Ever since the 1960s, Washington has gulled its citizens and creditors by debasing official statistics, the vital instruments with which the vigor and muscle of the American economy are measured.

The effect has been to create a false sense of economic achievement and rectitude, allowing us to maintain artificially low interest rates, massive government borrowing, and a dangerous reliance on mortgage and financial debt even as real economic growth has been slower than claimed.


Not only do governments, businesses and individuals use these yardsticks in their decisionmaking, but minor revisions in the data can mean major changes in household circumstances — inflation measurements help determine interest rates, federal interest payments on the national debt, and cost-of-living increases for wages, pensions and Social Security benefits.

So what the government is actually doing is cheating people out of increases in salaries and SS benefits. In another part of the article, the author says SS benefits -- if calculated by real, not the twisted inflation figures -- should be 70% higher than they are today.

posted on May, 9 2008 @ 04:48 PM
Hey, its all cooking the books! We have not had any real money since 1933. FRNs are notes of DEBT. Every time we use one, we increase the National DEBT.

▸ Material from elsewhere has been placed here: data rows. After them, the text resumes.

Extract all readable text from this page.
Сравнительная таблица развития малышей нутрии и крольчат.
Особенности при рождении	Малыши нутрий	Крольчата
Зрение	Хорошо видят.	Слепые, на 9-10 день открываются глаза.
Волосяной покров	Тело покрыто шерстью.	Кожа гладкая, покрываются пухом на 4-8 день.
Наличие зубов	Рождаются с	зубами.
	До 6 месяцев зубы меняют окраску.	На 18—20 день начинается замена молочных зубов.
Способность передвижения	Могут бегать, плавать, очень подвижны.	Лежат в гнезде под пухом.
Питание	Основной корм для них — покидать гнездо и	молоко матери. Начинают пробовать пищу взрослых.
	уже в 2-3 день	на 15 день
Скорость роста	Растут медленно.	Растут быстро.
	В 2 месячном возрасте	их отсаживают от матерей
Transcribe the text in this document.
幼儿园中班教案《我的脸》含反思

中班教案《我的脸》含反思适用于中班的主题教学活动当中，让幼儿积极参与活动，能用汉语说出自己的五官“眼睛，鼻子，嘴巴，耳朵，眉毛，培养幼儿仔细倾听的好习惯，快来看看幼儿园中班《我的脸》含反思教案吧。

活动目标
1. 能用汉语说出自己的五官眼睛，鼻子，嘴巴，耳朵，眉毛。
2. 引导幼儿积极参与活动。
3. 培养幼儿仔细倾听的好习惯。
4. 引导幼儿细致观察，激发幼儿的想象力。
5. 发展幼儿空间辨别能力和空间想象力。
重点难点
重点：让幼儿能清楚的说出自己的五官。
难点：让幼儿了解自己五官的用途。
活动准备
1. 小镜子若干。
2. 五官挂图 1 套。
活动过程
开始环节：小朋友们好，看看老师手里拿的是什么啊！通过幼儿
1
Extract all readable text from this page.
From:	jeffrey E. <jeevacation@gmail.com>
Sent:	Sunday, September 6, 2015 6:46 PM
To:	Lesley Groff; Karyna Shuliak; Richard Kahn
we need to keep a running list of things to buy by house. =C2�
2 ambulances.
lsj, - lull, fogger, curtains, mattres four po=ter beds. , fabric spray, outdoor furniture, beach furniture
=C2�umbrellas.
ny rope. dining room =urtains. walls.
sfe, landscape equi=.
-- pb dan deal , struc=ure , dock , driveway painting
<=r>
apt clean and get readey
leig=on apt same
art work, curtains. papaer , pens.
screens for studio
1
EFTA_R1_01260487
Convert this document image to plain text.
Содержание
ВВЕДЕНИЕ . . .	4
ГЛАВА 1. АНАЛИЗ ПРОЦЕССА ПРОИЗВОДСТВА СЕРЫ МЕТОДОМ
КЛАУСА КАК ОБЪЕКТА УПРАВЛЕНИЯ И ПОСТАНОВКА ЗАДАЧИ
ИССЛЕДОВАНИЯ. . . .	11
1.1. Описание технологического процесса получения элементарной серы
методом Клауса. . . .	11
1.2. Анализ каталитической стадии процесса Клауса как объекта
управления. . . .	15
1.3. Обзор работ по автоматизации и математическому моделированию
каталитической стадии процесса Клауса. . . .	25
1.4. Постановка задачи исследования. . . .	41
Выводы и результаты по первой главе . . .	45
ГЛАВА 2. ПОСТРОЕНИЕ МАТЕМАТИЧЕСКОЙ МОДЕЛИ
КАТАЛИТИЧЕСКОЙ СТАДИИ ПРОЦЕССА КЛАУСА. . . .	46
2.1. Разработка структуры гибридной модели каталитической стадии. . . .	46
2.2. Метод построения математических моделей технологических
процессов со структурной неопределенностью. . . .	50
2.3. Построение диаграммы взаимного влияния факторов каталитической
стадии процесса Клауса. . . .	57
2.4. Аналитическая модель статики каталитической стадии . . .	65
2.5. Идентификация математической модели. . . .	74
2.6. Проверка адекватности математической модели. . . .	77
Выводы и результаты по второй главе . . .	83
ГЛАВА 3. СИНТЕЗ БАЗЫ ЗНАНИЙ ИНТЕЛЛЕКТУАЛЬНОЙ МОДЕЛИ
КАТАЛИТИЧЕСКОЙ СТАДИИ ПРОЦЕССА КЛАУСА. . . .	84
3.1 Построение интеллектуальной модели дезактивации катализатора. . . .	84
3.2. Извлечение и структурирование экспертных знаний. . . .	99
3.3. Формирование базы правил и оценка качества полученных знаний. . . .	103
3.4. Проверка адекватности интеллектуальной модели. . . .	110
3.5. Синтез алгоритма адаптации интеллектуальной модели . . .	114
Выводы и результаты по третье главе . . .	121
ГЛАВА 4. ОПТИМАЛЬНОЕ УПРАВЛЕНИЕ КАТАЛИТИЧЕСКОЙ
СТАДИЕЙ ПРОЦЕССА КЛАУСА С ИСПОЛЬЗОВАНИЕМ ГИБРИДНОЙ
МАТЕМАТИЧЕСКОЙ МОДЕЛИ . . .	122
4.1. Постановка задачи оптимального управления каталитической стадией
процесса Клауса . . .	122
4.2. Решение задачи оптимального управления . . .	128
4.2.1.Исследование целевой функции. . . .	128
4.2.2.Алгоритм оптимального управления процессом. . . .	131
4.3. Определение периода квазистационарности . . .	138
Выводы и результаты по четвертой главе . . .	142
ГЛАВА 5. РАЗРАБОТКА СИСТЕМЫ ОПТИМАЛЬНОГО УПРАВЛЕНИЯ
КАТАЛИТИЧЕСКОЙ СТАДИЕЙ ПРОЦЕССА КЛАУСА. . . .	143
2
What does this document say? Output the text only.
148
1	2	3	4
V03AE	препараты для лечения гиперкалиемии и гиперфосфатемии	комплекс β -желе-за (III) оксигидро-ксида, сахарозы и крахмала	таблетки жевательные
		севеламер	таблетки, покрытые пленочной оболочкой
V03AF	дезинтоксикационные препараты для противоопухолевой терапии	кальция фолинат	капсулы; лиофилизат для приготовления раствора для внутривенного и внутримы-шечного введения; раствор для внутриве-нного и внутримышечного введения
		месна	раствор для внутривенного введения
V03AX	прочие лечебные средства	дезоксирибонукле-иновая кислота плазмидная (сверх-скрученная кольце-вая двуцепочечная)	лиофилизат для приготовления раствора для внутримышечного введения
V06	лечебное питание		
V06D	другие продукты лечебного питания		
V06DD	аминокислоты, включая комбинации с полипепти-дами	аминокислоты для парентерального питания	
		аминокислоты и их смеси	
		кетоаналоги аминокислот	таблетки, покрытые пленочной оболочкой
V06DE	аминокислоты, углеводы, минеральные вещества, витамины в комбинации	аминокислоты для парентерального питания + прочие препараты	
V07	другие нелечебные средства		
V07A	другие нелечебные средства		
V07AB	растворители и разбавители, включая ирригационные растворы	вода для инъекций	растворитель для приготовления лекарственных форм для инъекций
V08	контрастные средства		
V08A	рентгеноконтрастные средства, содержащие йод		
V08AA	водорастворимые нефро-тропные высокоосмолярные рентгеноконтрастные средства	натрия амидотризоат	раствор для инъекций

All the FED has to do is balance the books, change numbers from the + to the - side and poof, we have balance. They will not do that, because the real reason for debt is to control and enslave the People.

The major reason the dollar is in real trouble is because other countries are becoming the better producers, ie, their Citizen-slaves have a better world credit rating then American citizen-slaves do. Since labor and output are how world markets "rate" the value of a countries currency is "worth" the dollar is falling and failing. American citizen-slave labor (real currency) is now sub-prime and nearing junk bond status, our birth certificate bonds just are not worth as much. It really is that simple.

We just are not performing as well as other citizen-slaves, and like they say, you get what you pay for!!